Project Value Still Comes Before Income
The attached appraisals add an important layer: in the first quarter, no material market-value change was identified for Tzur Yigal, Elad, Raanana or the Tel Aviv hotel. Tzur Yigal remained at NIS 52.6 million. Elad remained at NIS 21 million. The Tel Aviv hotel stood at NIS 232.5 million at the end of March, mainly reflecting continued Stage A construction work and progress on the Stage B permit request. Raanana stood at NIS 77.161 million, with the appraiser noting no value change beyond investments recorded in the project.

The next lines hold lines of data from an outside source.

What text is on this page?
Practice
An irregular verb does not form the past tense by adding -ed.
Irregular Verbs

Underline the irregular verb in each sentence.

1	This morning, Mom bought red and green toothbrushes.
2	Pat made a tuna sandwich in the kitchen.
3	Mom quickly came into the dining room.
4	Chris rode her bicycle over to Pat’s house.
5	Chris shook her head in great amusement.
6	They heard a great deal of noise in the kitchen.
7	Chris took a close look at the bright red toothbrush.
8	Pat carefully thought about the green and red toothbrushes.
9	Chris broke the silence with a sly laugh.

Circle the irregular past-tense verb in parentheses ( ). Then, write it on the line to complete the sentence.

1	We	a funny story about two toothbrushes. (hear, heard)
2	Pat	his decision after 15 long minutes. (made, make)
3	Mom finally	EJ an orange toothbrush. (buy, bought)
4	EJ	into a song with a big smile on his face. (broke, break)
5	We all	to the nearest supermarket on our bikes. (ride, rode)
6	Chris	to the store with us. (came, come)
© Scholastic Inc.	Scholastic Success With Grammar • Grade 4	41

This type of value requires patience and financing. The Tel Aviv hotel and Raanana progress through construction, permits and investment before rental cash flow arrives. At the hotel, Stage A works continue and the company is advancing the building permit for Stage B. In Raanana, the company received an open-storage permit in January 2026 as part of the broader process for the building permit, and the building permit itself had not yet been received. This value still has to pass through execution, costs and financing before it supports recurring earnings.

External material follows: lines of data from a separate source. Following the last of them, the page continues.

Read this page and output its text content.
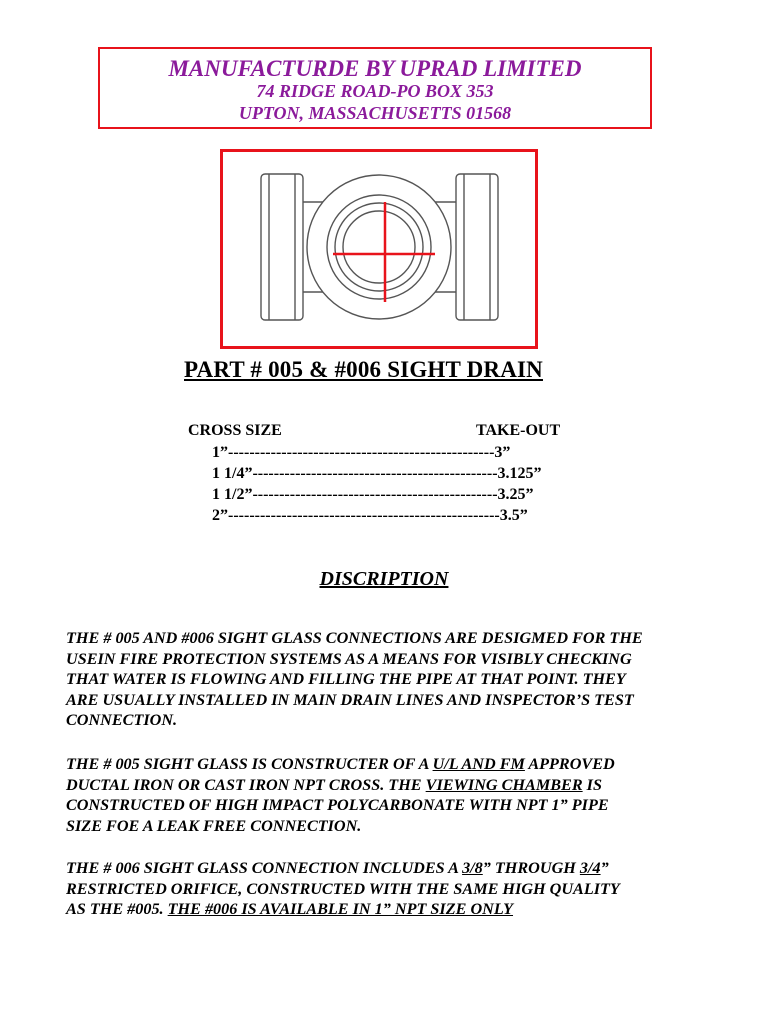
MANUFACTURDE BY UPRAD LIMITED
74 RIDGE ROAD-PO BOX 353
UPTON, MASSACHUSETTS 01568
PART # 005 & #006 SIGHT DRAIN
CROSS SIZE	TAKE-OUT
1”--------------------------------------------------3”
1 1/4”----------------------------------------------3.125”
1 1/2”----------------------------------------------3.25”
2”---------------------------------------------------3.5”
DISCRIPTION
THE # 005 AND #006 SIGHT GLASS CONNECTIONS ARE DESIGMED FOR THE
USEIN FIRE PROTECTION SYSTEMS AS A MEANS FOR VISIBLY CHECKING
THAT WATER IS FLOWING AND FILLING THE PIPE AT THAT POINT. THEY
ARE USUALLY INSTALLED IN MAIN DRAIN LINES AND INSPECTOR’S TEST
CONNECTION.
THE # 005 SIGHT GLASS IS CONSTRUCTER OF A U/L AND FM APPROVED
DUCTAL IRON OR CAST IRON NPT CROSS. THE VIEWING CHAMBER IS
CONSTRUCTED OF HIGH IMPACT POLYCARBONATE WITH NPT 1” PIPE
SIZE FOE A LEAK FREE CONNECTION.
THE # 006 SIGHT GLASS CONNECTION INCLUDES A 3/8” THROUGH 3/4”
RESTRICTED ORIFICE, CONSTRUCTED WITH THE SAME HIGH QUALITY
AS THE #005. THE #006 IS AVAILABLE IN 1” NPT SIZE ONLY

Los Angeles sits in the same future-value category. The company owns 15 lots for the development of 10 rental villas, expanded its US team, and uses Crest to advance the licensing process. The attached appraisals address property value based on future completion, not current rent. In a quarter where the company reports a net loss, the distinction between project value and current income matters more: value can support collateral, but it does not pay interest before a project becomes an income asset.
Conclusions
The first quarter strengthens the revenue side of the story, with UK assets beginning to work and expected annual rent of NIS 19.05 million in 2026. The debt layer still carries greater weight: net finance costs remain above gross profit, operating cash flow is negative, and Series C and Series D are close to the rate step-up threshold. This thesis requires faster proof that acquisitions are turning into recurring income and completed collateral.

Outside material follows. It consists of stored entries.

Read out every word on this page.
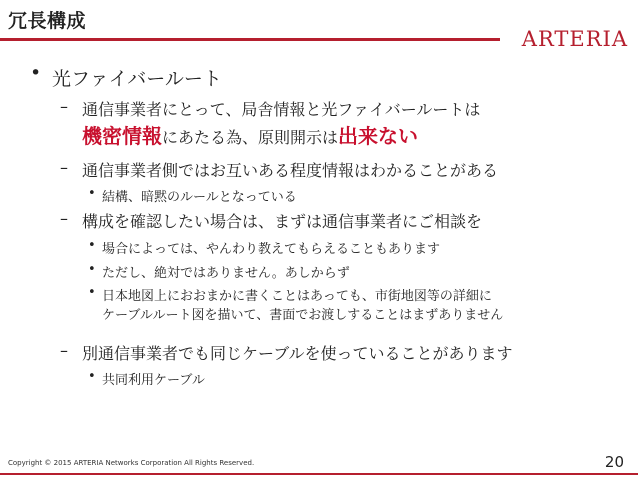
冗長構成
ARTERIA
• 光ファイバールート
– 通信事業者にとって、局舎情報と光ファイバールートは
機密情報にあたる為、原則開示は出来ない
– 通信事業者側ではお互いある程度情報はわかることがある
• 結構、暗黙のルールとなっている
– 構成を確認したい場合は、まずは通信事業者にご相談を
• 場合によっては、やんわり教えてもらえることもあります
• ただし、絶対ではありません。あしからず
• 日本地図上におおまかに書くことはあっても、市街地図等の詳細に
ケーブルルート図を描いて、書面でお渡しすることはまずありません
– 別通信事業者でも同じケーブルを使っていることがあります
• 共同利用ケーブル
Copyright © 2015 ARTERIA Networks Corporation All Rights Reserved.	20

The fair counter-thesis is that the first quarter is still too early: Newport and Milton Keynes did not contribute a full year, some trust deposits are already dedicated to investments, and the large projects are still ahead of their income point. If the coming quarters show rent running closer to NIS 19.05 million for 2026, completed collateral registration at Centennial Park, and debt-to-collateral ratios that do not move closer to the rate step-up threshold, this quarter will look like the beginning of a successful transition. If finance costs keep exceeding gross profit and collateral keeps being delayed, asset growth will remain paper value more than accessible cash.